Called Amazon Business, the new service is intended to act as a one-stop shop for a company’s needs. The new operation is an expansion of, and replacement for, AmazonSupply, which was quietly started in 2012 and originally only sold lab equipment, janitorial cleaning chemicals and other office supplies.

At its peak, AmazonSupply featured more than 2.2 million products. Amazon Business is expected to offer hundreds of millions of SKUs that run the gamut from the original Supply products to tractors and industrial fryers.

Companies can register an Amazon Business account for free and will have access to business-only products with bulk discount and free two-day shipping on orders over $49.

“We’ve heard from business customers that they love the convenience of shopping online, and want an experience at work that is similar to how they shop at home,” said Prentis Wilson, vice president of Amazon Business, in a press release.

Single or multi-user accounts are available. The accounts offer the ability to manage who can spend money where with approval work flows.

Financial writers believe Amazon is attempting to break into the lucrative B2B market. According to Internet Retailer, 2014 was estimated to generate $1 trillion in business-to-business e-commerce sales compared with the business-to-consumer e-commerce market estimation of $263.3 billion.
While it may seem that pool and spa distributors would be the most affected by this development, they don’t see it that way.

“They’re certainly big and certainly good at what they do,” said Bill Kent, owner of HornerXpress. “I don’t know that they’re [going to] have an impact.”

Distributors such as his already offer services such as multiple locations and daily delivery to cancel out the benefits of purchasing online, he pointed out.

Manuel Perez De La Mesa, president/CEO of PoolCorp, took a different tack.

“It would be presumptuous on my part to rule them out or to acknowledge that they would be successful,” he said.

As Perez sees it, even without Amazon, the pressure is on distributors to adapt to the times. How can these companies grow and enhance their value to manufacturers and retailers?

That said, Perez added, “Amazon has hundreds of initiatives going at any one time. There’s something to be said for focus.”

Distributors may well have reason not to feel threatened. Several retailers didn’t even know that the new service existed.
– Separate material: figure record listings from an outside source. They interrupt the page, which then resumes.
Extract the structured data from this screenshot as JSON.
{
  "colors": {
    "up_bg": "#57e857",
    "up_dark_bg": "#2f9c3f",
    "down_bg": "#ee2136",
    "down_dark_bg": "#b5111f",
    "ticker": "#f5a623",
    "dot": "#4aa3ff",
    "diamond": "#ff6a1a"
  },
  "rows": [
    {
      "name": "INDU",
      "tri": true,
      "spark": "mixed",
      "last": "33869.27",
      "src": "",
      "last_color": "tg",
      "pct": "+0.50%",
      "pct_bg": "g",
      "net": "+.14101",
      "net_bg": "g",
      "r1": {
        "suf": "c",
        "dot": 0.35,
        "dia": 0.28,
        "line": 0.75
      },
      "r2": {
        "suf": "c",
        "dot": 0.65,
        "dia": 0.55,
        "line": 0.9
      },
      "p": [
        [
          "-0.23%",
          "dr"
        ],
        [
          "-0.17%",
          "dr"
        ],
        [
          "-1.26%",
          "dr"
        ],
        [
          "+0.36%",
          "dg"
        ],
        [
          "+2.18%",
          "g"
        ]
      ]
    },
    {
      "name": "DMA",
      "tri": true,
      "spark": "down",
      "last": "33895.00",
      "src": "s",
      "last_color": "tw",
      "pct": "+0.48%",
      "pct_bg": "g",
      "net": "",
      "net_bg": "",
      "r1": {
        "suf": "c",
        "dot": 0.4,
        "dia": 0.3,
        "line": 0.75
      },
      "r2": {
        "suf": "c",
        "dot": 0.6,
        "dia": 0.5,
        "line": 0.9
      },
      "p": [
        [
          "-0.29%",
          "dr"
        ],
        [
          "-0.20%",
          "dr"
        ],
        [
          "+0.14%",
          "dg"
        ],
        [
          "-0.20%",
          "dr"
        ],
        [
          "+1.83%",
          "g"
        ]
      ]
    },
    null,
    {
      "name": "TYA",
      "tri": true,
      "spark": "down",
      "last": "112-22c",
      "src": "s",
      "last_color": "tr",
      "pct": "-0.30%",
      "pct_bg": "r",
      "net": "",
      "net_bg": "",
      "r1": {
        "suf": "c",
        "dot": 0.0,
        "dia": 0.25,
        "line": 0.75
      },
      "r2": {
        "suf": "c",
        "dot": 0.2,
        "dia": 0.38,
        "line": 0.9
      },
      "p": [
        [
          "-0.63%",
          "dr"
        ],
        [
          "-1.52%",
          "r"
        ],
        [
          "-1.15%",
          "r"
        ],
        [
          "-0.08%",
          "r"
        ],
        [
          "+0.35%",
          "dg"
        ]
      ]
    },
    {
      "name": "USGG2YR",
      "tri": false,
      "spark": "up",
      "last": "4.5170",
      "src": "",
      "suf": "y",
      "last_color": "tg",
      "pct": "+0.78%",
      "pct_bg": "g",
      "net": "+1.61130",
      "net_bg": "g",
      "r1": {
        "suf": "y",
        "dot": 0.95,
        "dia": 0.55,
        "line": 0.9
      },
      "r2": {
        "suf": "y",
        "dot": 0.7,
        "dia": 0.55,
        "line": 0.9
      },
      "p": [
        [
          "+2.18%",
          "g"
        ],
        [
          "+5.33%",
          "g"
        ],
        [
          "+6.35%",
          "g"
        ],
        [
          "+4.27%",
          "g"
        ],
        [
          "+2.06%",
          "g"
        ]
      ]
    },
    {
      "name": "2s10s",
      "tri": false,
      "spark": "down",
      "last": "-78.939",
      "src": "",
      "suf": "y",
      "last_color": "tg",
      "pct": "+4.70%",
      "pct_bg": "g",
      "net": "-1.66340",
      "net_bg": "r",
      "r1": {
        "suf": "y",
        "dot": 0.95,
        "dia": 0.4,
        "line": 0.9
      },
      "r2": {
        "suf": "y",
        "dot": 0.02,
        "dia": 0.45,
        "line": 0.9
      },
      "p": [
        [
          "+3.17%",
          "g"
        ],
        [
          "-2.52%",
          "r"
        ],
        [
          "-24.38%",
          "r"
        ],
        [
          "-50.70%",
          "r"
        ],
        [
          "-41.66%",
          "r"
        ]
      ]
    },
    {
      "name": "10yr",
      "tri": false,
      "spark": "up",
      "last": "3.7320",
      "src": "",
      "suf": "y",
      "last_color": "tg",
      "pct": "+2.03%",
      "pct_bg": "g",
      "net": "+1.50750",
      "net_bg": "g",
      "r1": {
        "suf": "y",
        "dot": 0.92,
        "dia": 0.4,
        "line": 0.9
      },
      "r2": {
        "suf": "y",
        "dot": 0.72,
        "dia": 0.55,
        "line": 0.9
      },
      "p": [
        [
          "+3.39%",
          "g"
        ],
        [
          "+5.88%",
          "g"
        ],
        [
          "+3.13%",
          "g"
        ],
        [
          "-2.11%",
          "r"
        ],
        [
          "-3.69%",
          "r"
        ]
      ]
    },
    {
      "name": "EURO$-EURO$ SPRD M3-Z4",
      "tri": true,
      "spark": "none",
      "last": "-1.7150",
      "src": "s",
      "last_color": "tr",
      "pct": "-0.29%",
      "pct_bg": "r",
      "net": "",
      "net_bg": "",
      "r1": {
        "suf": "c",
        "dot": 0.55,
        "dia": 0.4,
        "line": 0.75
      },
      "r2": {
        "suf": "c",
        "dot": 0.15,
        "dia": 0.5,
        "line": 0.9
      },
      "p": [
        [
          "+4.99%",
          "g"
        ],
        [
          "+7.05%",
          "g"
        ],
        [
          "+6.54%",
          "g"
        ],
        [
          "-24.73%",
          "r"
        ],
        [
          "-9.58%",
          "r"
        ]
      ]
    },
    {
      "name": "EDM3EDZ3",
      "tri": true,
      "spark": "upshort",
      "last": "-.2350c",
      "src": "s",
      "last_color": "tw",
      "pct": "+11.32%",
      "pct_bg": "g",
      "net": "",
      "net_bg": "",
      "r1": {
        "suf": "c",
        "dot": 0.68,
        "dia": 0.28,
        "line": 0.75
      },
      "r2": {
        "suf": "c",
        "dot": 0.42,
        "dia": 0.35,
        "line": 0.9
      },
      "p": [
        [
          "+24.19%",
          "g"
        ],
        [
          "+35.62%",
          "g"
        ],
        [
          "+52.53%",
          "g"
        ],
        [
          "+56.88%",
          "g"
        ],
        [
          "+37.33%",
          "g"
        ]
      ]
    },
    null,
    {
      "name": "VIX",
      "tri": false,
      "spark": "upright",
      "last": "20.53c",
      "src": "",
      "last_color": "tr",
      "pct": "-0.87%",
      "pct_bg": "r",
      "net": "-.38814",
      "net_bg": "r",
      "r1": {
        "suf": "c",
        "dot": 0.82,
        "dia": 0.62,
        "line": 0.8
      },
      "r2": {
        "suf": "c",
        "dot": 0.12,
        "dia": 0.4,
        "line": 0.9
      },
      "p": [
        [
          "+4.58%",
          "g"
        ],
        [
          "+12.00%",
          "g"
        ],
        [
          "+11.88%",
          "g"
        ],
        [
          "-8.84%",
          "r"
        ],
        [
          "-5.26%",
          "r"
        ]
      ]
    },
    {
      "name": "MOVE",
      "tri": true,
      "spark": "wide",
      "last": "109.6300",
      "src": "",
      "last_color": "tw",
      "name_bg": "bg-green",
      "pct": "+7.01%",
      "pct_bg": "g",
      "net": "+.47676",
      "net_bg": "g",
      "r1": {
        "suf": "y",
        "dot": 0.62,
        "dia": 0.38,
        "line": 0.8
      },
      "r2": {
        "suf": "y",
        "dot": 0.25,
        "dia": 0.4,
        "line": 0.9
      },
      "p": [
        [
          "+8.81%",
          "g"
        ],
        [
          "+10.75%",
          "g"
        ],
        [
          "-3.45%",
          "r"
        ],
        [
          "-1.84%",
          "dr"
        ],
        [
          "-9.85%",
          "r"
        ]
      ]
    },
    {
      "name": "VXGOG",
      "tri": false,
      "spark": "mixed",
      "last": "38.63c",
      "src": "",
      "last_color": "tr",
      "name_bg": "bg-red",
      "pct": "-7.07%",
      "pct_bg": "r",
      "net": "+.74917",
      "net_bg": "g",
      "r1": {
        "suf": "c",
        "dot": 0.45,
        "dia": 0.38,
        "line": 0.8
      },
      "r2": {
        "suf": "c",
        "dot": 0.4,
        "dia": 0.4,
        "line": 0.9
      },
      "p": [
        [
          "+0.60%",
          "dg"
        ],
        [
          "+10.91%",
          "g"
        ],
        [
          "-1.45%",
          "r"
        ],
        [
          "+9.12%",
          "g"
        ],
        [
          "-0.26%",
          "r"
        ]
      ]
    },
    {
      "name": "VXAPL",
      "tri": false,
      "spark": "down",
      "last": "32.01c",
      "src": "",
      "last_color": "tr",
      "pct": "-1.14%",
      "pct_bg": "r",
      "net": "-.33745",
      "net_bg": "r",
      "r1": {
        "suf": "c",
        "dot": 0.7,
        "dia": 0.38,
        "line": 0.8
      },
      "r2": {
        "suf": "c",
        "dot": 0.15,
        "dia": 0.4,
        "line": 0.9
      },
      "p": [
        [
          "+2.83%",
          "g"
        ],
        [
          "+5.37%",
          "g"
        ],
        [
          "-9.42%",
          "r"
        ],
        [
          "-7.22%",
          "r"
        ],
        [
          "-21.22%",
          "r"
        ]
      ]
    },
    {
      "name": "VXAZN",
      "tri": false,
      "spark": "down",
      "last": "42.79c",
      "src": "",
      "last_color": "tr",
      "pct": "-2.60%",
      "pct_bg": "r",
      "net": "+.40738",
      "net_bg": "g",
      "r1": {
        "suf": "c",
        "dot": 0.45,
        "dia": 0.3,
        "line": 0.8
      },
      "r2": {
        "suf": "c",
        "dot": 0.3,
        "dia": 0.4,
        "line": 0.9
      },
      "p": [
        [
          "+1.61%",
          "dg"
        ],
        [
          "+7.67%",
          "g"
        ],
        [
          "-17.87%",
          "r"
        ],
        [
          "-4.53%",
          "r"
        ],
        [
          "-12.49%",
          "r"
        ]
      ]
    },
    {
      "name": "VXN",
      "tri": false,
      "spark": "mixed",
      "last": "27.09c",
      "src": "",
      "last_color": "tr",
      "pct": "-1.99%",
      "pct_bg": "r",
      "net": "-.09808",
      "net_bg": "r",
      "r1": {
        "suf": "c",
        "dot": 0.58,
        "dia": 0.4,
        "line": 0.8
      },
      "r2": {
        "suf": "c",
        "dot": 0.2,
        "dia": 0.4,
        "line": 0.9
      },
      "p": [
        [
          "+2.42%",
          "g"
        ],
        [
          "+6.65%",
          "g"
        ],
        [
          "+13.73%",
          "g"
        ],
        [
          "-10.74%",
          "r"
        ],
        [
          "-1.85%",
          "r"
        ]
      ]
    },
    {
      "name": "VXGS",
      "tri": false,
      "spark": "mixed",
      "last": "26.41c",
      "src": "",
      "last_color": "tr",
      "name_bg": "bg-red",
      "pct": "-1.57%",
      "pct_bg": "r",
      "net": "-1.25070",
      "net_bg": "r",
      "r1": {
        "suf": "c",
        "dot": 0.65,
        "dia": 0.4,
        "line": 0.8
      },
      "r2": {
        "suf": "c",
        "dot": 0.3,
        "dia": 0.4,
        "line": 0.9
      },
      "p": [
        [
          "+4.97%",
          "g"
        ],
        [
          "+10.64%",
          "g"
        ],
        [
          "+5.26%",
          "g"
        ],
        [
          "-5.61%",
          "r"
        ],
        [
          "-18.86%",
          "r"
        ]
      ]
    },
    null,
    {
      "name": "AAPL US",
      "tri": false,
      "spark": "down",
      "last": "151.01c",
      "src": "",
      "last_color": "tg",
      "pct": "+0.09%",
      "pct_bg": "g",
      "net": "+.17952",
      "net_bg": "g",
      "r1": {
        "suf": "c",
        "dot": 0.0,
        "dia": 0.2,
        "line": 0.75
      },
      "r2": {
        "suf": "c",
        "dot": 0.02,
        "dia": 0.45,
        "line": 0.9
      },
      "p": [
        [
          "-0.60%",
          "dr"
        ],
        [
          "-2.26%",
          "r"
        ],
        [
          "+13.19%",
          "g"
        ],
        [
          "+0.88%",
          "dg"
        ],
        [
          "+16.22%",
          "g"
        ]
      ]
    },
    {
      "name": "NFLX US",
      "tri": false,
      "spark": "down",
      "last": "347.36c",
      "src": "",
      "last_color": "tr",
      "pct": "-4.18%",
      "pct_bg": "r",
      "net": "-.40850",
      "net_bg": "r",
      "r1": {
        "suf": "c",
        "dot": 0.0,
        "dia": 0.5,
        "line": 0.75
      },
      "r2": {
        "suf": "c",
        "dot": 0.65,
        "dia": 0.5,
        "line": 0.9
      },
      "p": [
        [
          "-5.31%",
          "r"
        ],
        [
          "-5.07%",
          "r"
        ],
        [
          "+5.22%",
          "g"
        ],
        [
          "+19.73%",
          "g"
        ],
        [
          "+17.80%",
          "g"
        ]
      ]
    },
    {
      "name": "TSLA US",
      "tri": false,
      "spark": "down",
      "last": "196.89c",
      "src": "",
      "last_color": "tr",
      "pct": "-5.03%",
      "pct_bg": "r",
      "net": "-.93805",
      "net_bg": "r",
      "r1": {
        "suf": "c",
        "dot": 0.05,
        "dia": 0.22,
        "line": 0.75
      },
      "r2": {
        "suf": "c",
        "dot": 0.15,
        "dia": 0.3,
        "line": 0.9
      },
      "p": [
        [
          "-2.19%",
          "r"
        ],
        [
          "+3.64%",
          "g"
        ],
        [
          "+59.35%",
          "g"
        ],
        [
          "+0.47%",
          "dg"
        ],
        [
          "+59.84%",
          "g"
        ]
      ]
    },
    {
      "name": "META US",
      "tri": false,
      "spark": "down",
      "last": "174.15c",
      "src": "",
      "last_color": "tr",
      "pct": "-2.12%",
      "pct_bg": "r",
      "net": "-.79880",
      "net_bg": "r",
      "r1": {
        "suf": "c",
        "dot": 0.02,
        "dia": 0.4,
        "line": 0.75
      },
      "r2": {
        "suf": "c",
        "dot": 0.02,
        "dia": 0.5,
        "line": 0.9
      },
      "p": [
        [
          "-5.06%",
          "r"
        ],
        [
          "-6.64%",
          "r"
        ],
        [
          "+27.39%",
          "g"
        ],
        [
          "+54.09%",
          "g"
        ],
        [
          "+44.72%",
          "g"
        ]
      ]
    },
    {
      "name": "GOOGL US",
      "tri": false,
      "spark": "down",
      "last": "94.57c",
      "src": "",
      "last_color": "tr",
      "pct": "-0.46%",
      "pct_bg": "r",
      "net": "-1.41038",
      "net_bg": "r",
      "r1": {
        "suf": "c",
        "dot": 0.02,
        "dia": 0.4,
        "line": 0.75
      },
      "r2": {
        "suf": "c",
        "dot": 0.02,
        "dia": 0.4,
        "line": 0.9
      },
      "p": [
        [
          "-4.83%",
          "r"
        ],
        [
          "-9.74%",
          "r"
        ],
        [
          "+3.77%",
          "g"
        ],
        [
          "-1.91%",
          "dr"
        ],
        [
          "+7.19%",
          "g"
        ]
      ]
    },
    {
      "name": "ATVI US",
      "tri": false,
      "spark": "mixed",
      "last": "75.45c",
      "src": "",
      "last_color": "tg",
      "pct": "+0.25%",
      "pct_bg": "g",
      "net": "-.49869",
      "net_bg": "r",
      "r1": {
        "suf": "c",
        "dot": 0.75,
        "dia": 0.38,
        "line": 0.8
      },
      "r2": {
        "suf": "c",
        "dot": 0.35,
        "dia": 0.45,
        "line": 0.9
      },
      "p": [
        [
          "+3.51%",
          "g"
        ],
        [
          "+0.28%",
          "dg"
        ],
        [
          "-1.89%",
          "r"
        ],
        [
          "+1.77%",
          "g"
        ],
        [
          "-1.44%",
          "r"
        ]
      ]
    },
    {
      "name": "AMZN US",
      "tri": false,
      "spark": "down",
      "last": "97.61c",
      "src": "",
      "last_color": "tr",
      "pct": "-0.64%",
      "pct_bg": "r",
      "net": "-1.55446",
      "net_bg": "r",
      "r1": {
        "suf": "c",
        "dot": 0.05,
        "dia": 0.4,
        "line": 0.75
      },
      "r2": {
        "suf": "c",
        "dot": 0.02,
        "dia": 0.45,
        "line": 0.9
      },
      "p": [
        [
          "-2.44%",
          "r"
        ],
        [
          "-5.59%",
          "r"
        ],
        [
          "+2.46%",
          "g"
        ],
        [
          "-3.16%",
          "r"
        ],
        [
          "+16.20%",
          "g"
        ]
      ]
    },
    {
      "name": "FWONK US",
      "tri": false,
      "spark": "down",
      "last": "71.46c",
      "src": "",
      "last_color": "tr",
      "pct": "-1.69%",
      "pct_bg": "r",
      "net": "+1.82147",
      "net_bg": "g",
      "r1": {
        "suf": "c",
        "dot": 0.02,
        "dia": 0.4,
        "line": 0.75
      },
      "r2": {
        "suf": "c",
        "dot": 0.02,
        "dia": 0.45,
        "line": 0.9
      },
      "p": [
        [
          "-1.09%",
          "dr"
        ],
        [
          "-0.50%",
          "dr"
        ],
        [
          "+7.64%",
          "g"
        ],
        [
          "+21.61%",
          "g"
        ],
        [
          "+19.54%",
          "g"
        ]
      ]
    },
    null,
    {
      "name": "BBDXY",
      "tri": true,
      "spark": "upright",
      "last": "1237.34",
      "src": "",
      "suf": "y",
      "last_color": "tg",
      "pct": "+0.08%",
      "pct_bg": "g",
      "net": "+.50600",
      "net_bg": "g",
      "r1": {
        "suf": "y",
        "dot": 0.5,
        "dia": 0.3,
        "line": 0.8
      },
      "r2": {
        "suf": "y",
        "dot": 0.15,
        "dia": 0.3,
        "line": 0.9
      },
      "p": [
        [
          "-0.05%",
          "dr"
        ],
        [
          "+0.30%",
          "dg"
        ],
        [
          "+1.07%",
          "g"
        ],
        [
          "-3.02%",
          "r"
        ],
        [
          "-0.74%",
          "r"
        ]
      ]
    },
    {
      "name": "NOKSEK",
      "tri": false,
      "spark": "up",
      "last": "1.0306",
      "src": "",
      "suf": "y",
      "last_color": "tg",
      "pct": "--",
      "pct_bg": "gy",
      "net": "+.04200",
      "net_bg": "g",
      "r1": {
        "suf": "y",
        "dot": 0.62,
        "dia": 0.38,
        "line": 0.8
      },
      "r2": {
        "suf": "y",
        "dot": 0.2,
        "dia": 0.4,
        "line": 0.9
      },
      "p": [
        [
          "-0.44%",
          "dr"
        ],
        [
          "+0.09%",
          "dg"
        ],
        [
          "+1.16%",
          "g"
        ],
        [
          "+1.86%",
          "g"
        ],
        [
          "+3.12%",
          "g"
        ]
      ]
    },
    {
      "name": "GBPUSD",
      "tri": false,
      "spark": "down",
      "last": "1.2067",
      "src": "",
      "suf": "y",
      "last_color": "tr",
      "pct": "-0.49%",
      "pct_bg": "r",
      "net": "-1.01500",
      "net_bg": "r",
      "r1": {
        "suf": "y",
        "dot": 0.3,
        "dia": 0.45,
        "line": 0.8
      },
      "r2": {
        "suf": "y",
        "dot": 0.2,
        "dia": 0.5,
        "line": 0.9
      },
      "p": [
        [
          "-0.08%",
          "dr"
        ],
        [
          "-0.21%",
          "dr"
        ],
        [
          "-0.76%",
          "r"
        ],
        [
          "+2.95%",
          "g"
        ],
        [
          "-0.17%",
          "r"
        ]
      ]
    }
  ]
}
When the program was described to them, most didn’t seem that interested.

“I don’t see a need for us to really get involved with purchasing anything in the pool industry from Amazon,” said Terry Brown, vice president of Buddy’s Pools & Spas in Cockeysville, Md., and a former chairman of the board for the Association of Pool & Spa Professionals. “I don’t see that as a benefit at this point.”

Brown’s company buys locally through distribution. When it comes to the “non-pool industry stuff,” Buddy’s purchases from any number of office supply stores or box stores like Office Depot and Staples, he said.

Besides, he’s not too keen on sending business Amazon’s way. “They’re definitely changing the way products are offered,” Brown said. “We as an industry have to find a way to respond to that. ... That challenge has been going on for years.”

Amazon did not respond to a request for comments.